USC apparently entered the new century having completed its mission to educate students and therefore decided somewhere in the middle part of the last decade that it needs to be in the energy production business. It therefore contracted with Johnson Controls to build a biomass plant on campus.
USC, according to correspondence with my office, spent over $55 million to build what one of its officials labeled the “cat’s meow” of biomass fuel production plants. News reports indicate that during one two year period it produced steam for only 98 of 534 days. On June 28th 2009, it blew up. Talk about a bang for the taxpayers’ buck.
USC apparently believes its mission similar to that of Duke Energy and Santee Cooper. The problem, of course, is their mission requires your money.
USC told me that, “There were never any state or general funds involved in the transactions. The University’s utility budget is funded from other funds.” For those uninitiated in bureau-speak, this means that the state did not appropriate General Fund money for the flux capacitor, but that USC spent money from another account that, fitting for such a masquerade, is labeled “other funds”.

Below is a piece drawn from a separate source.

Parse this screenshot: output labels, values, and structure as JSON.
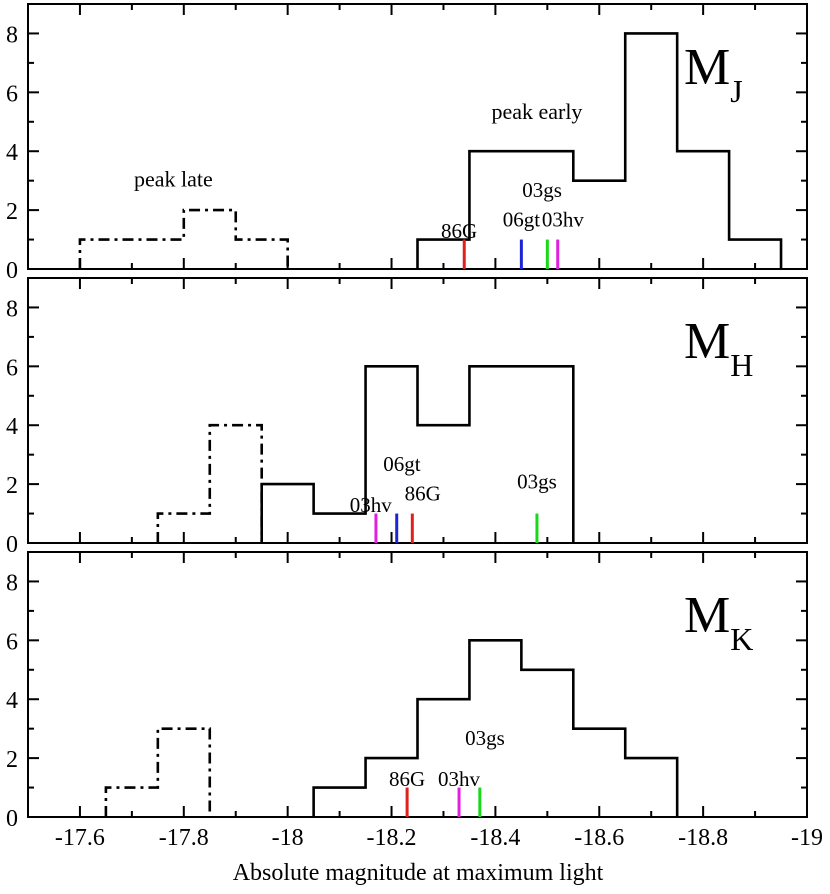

USC told me that, other funds include “Tuition and Fees”. They also include “State Grants and Contracts” as well as “Sales and Services of Educational Activities”. So, “other funds” include money that parents and students pay ostensibly for education, meals, football tickets, etc, except in this case they paid for what one USC official calls “scrap metal”.
“Other funds” also includes revenue generated by USC from resources paid for with public money. “Sales and Services of Educational Activities” would include revenues from the USC Press whose employees are state employees, i.e. paid with taxpayer dollars. Taxpayer resources fund the activities from which USC collects revenue that went not into lowering tuition or upgrading the cafeteria or dorms but into what the former USC vice-president for finance called “A (expletive) mess with many layers….”
USC officials ensured me that it will net nearly $19 million in savings over the next 15 years if the project goes off as planned, or at least doesn’t blow up again. That may happen, but I doubt it. Moreover, even if it does, why is USC involved at all in an enterprise that they clearly cannot manage and sits nowhere that I can see within the realm of “education”.
My belief is that USC, like much of higher education, sees itself as a sovereign empire. They style themselves, by their own admission, as agents of “economic development”. These institutions engage themselves in all manner of activities aside from education including operating an energy plant—though not effectively—and they, of course, demand your money to do so.
USC itself meddles in several “economic development” activities, and they turn out in similar fashion. The best example, of course, remains Innovista. I previously have written that taxpayers have been forced to donate “$58 million in direct state aid to Innovista. The $58 million in state money has been nearly doubled by local taxpayers. For over $100 million we now have two empty buildings down by the river.”
We recently learned that even the Innovista parking lots are losing money to the tune of $4 million over the previous three years. And four days later, right on cue, the Commission on Higher Education (CHE) proclaimed that, “renewed investment in our higher education institutions in the upcoming year is imperative.”
The same CHE, meanwhile, reports that tuition at USC has risen 138.7% over the preceding decade. The student population over that same period rose only 51%, and the number of full-time instructors rose just over 17%. Outstanding institutional debt, however, rose by more than 166%.
USC (and it by no means stands alone) has gouged the parents, leveraged the taxpayers, and still they want more to throw at boondoggles like Innovista and a biomass plant. The giant sucking sound that you hear is the siphon running from your wallet into the tank at USC.
If your wallet remains full, then you likely will disregard this column. If your wallet, however, feels about like the Mojave Desert, then you may want to let your politicians know that enough is enough.